Former El Bulli creative director is conjuring up new restaurants
Albert Adria was the creative force behind his brother Ferran's fame. Now the former El Bulli chef is winning praise by conjuring up new restaurants of his own, writes Andrew Sun

Ferran Adria is famous as the chef of storied Spanish restaurant El Bulli, but plenty of self-professed foodies know very little about his younger brother Albert, who worked alongside Ferran as creative director of the El Bulli laboratory.
By all accounts, it was Albert who spearheaded the renowned restaurant's cutting-edge innovations, technical breakthroughs and clever plating. Ferran was the conceptual genius but Albert was the mad scientist and artist - though he prefers not be called that.

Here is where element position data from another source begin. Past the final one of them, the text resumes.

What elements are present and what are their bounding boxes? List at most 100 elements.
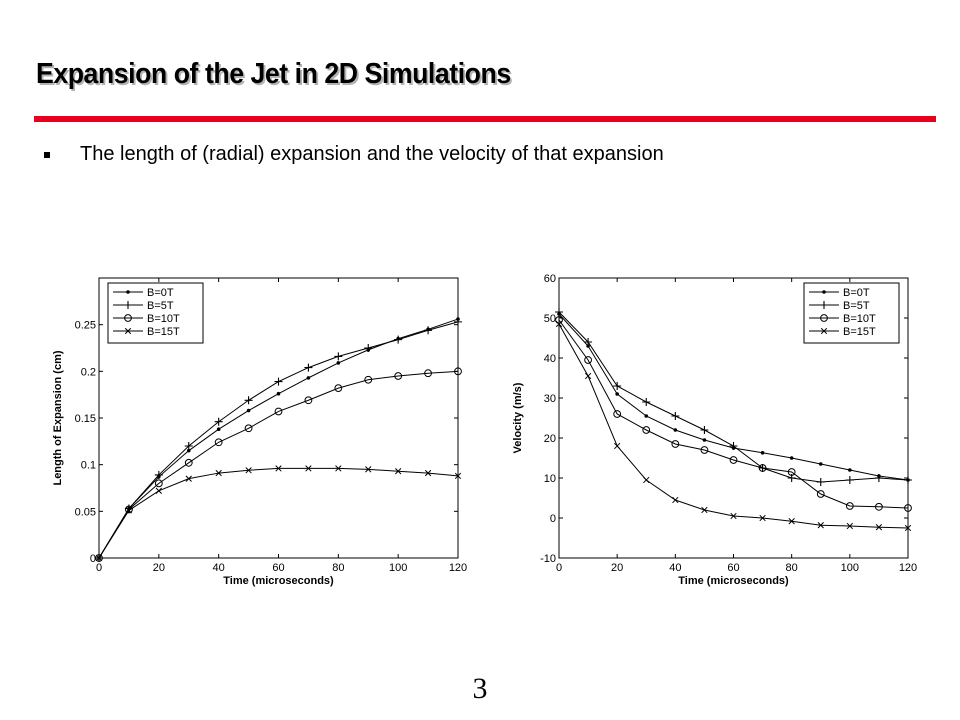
- data-point: [394, 372, 403, 380]
- data-point: [787, 468, 796, 476]
- data-point: [364, 375, 373, 384]
- y-tick-label: 20: [544, 433, 556, 445]
- data-point: [154, 479, 163, 488]
- data-point: [700, 446, 709, 454]
- y-tick-label: 0.25: [75, 320, 96, 332]
- data-point: [614, 442, 621, 450]
- legend-label: B=10T: [843, 313, 876, 325]
- x-tick-label: 80: [332, 562, 344, 574]
- data-point: [816, 490, 825, 498]
- data-point: [671, 412, 680, 420]
- data-point: [395, 468, 402, 475]
- data-point: [244, 396, 253, 405]
- data-point: [305, 465, 312, 472]
- data-point: [214, 417, 223, 426]
- legend-label: B=0T: [147, 287, 174, 299]
- data-point: [155, 487, 162, 494]
- data-point: [904, 504, 912, 512]
- y-axis-label: Velocity (m/s): [512, 382, 524, 453]
- data-point: [334, 384, 343, 393]
- bullet-text: The length of (radial) expansion and the…: [80, 143, 664, 165]
- x-tick-label: 40: [213, 562, 225, 574]
- y-tick-label: 40: [544, 353, 556, 365]
- data-point: [818, 462, 823, 466]
- data-point: [643, 476, 650, 484]
- data-point: [125, 505, 133, 514]
- data-point: [584, 338, 593, 346]
- y-tick-label: 0: [550, 513, 556, 525]
- x-tick-label: 60: [727, 562, 739, 574]
- legend-label: B=0T: [843, 287, 870, 299]
- x-tick-label: 100: [389, 562, 407, 574]
- data-point: [555, 320, 563, 328]
- data-point: [673, 428, 678, 432]
- data-point: [125, 507, 133, 514]
- data-point: [613, 382, 622, 390]
- y-tick-label: 0.1: [81, 460, 96, 472]
- data-point: [185, 475, 192, 482]
- data-point: [154, 470, 163, 479]
- data-point: [584, 372, 592, 380]
- data-point: [186, 448, 191, 453]
- data-point: [95, 554, 103, 562]
- data-point: [644, 414, 649, 418]
- legend-label: B=5T: [147, 300, 174, 312]
- data-point: [788, 518, 795, 525]
- series-b15t: [95, 465, 462, 562]
- x-tick-label: 100: [841, 562, 859, 574]
- data-point: [904, 476, 912, 484]
- x-tick-label: 20: [611, 562, 623, 574]
- data-point: [729, 442, 738, 450]
- expansion-length-chart: 0 20 40 60 80 100 120 0 0.05 0.1 0.15 0.2 0.25 Time (…: [52, 277, 467, 587]
- data-point: [759, 514, 766, 522]
- data-point: [244, 424, 253, 433]
- data-point: [184, 458, 193, 467]
- legend-label: B=5T: [843, 300, 870, 312]
- legend-label: B=10T: [147, 313, 180, 325]
- legend-label: B=15T: [147, 326, 180, 338]
- data-point: [729, 456, 738, 464]
- data-point: [702, 438, 707, 442]
- legend-marker: [822, 290, 826, 294]
- data-point: [845, 502, 854, 510]
- legend-marker: [126, 290, 130, 294]
- data-point: [454, 472, 462, 480]
- data-point: [424, 369, 432, 378]
- data-point: [334, 352, 343, 361]
- series-b5t: [555, 308, 912, 486]
- data-point: [758, 464, 767, 472]
- data-point: [730, 512, 737, 520]
- data-point: [584, 356, 592, 364]
- data-point: [306, 376, 311, 380]
- data-point: [642, 426, 651, 434]
- y-tick-label: -10: [540, 553, 556, 565]
- data-point: [394, 335, 403, 344]
- x-axis-label: Time (microseconds): [678, 575, 789, 587]
- x-tick-label: 120: [899, 562, 917, 574]
- data-point: [848, 468, 852, 472]
- series-b5t: [95, 317, 462, 562]
- bullet-marker: [44, 152, 50, 158]
- legend-marker: [124, 327, 132, 335]
- slide-title: Expansion of the Jet in 2D Simulations: [36, 58, 511, 90]
- data-point: [642, 398, 651, 406]
- series-b10t: [555, 316, 912, 512]
- data-point: [701, 506, 708, 514]
- x-tick-label: 40: [669, 562, 681, 574]
- x-tick-label: 0: [96, 562, 102, 574]
- data-point: [365, 466, 372, 473]
- data-point: [904, 524, 912, 532]
- y-tick-label: 10: [544, 473, 556, 485]
- data-point: [335, 465, 342, 472]
- data-point: [364, 344, 373, 352]
- data-point: [216, 427, 221, 431]
- legend-marker: [820, 301, 828, 309]
- data-point: [454, 367, 462, 376]
- x-tick-label: 0: [556, 562, 562, 574]
- data-point: [336, 361, 341, 365]
- data-point: [424, 326, 433, 335]
- data-point: [875, 524, 883, 531]
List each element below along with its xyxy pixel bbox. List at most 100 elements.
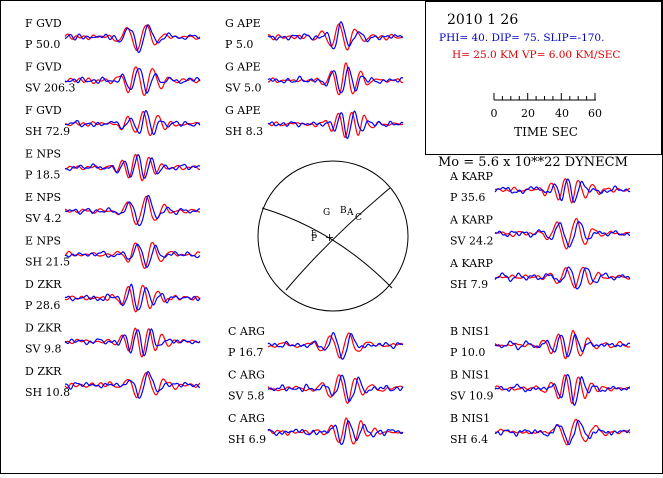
t-axis-mark: + <box>325 231 334 244</box>
station-label: A KARP <box>449 214 493 227</box>
trace-panels: F GVD P 50.0 F GVD SV 206.3 F GVD SH 72.9 E NP… <box>25 17 631 446</box>
scale-tick-label: 60 <box>588 107 602 120</box>
station-label: B NIS1 <box>450 325 490 338</box>
station-label: G APE <box>225 104 261 117</box>
phase-amplitude-label: P 5.0 <box>225 38 253 51</box>
station-label: B NIS1 <box>450 369 490 382</box>
time-scale-bar: 0 20 40 60 TIME SEC <box>491 93 602 139</box>
trace-panel: E NPS SH 21.5 <box>25 235 201 270</box>
seismic-moment: Mo = 5.6 x 10**22 DYNECM <box>438 155 628 170</box>
scale-tick-label: 0 <box>491 107 498 120</box>
synthetic-waveform <box>267 417 403 445</box>
focal-sphere-circle <box>257 160 409 312</box>
trace-panel: C ARG SH 6.9 <box>228 412 404 446</box>
station-label: D ZKR <box>25 365 62 378</box>
phase-amplitude-label: SH 10.8 <box>25 386 70 399</box>
trace-panel: G APE P 5.0 <box>225 17 404 51</box>
synthetic-waveform <box>64 111 201 137</box>
station-label: D ZKR <box>25 278 62 291</box>
phase-amplitude-label: SV 206.3 <box>25 82 75 95</box>
observed-waveform <box>267 420 404 446</box>
observed-waveform <box>494 374 630 406</box>
station-label: C ARG <box>228 369 265 382</box>
mechanism-parameters: PHI= 40. DIP= 75. SLIP=-170. <box>439 32 604 44</box>
station-mark-a: A <box>346 208 354 218</box>
station-label: E NPS <box>25 191 61 204</box>
trace-panel: D ZKR P 28.6 <box>25 278 201 313</box>
phase-amplitude-label: P 10.0 <box>450 346 485 359</box>
synthetic-waveform <box>494 266 631 289</box>
observed-waveform <box>64 283 201 311</box>
station-label: G APE <box>225 61 261 74</box>
observed-waveform <box>494 221 631 248</box>
phase-amplitude-label: P 50.0 <box>25 38 60 51</box>
trace-panel: F GVD SH 72.9 <box>25 104 201 138</box>
header-box-border <box>425 1 662 155</box>
synthetic-waveform <box>64 195 201 226</box>
trace-panel: E NPS P 18.5 <box>25 148 201 182</box>
synthetic-waveform <box>494 374 631 405</box>
observed-waveform <box>267 110 404 140</box>
trace-panel: E NPS SV 4.2 <box>25 191 201 227</box>
station-mark-e: E <box>311 229 317 238</box>
station-label: F GVD <box>25 61 62 74</box>
observed-waveform <box>64 243 201 268</box>
phase-amplitude-label: P 28.6 <box>25 299 60 312</box>
phase-amplitude-label: SV 4.2 <box>25 212 61 225</box>
phase-amplitude-label: SH 21.5 <box>25 256 70 269</box>
phase-amplitude-label: SV 24.2 <box>450 235 493 248</box>
trace-panel: D ZKR SV 9.8 <box>25 322 201 358</box>
synthetic-waveform <box>64 241 201 270</box>
focal-sphere: G B A C E P + <box>257 160 409 312</box>
observed-waveform <box>64 24 201 54</box>
observed-waveform <box>64 328 201 357</box>
phase-amplitude-label: P 18.5 <box>25 169 60 182</box>
synthetic-waveform <box>64 372 201 399</box>
synthetic-waveform <box>494 178 631 204</box>
synthetic-waveform <box>64 66 201 97</box>
phase-amplitude-label: SH 6.9 <box>228 433 266 446</box>
observed-waveform <box>267 66 404 94</box>
observed-waveform <box>494 334 631 358</box>
observed-waveform <box>494 178 631 204</box>
p-axis-mark: P <box>311 234 317 244</box>
station-label: A KARP <box>449 257 493 270</box>
observed-waveform <box>267 332 404 360</box>
station-label: D ZKR <box>25 322 62 335</box>
trace-panel: D ZKR SH 10.8 <box>25 365 201 399</box>
station-mark-c: C <box>355 213 362 223</box>
phase-amplitude-label: SH 72.9 <box>25 125 70 138</box>
trace-panel: G APE SV 5.0 <box>225 61 404 96</box>
synthetic-waveform <box>64 327 201 358</box>
nodal-plane-2 <box>285 187 391 291</box>
event-date: 2010 1 26 <box>447 12 518 28</box>
trace-panel: B NIS1 SH 6.4 <box>450 412 631 446</box>
phase-amplitude-label: SH 6.4 <box>450 433 488 446</box>
trace-panel: B NIS1 SV 10.9 <box>450 369 631 406</box>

Restaurants are not traditional or molecular -- they are simply good or bad
"The words art and science are dangerous when you talk about the kitchen. We're artisans," Adria says, during a recent sojourn in Hong Kong as guest chef at Catalunya restaurant in Wan Chai.
"To talk about food as art is not for me. This is my work and the most technological machine I use is my hand."
Perhaps American celebrity chef David Chang, of Momofuku, hit the nail on the head when he provocatively analogised: "If Ferran is God, then Albert is Jesus."
As a 15-year-old school dropout, Adria joined El Bulli in 1985, a year after his older brother, and soon developed the aptitude and precision needed to be the head pastry chef.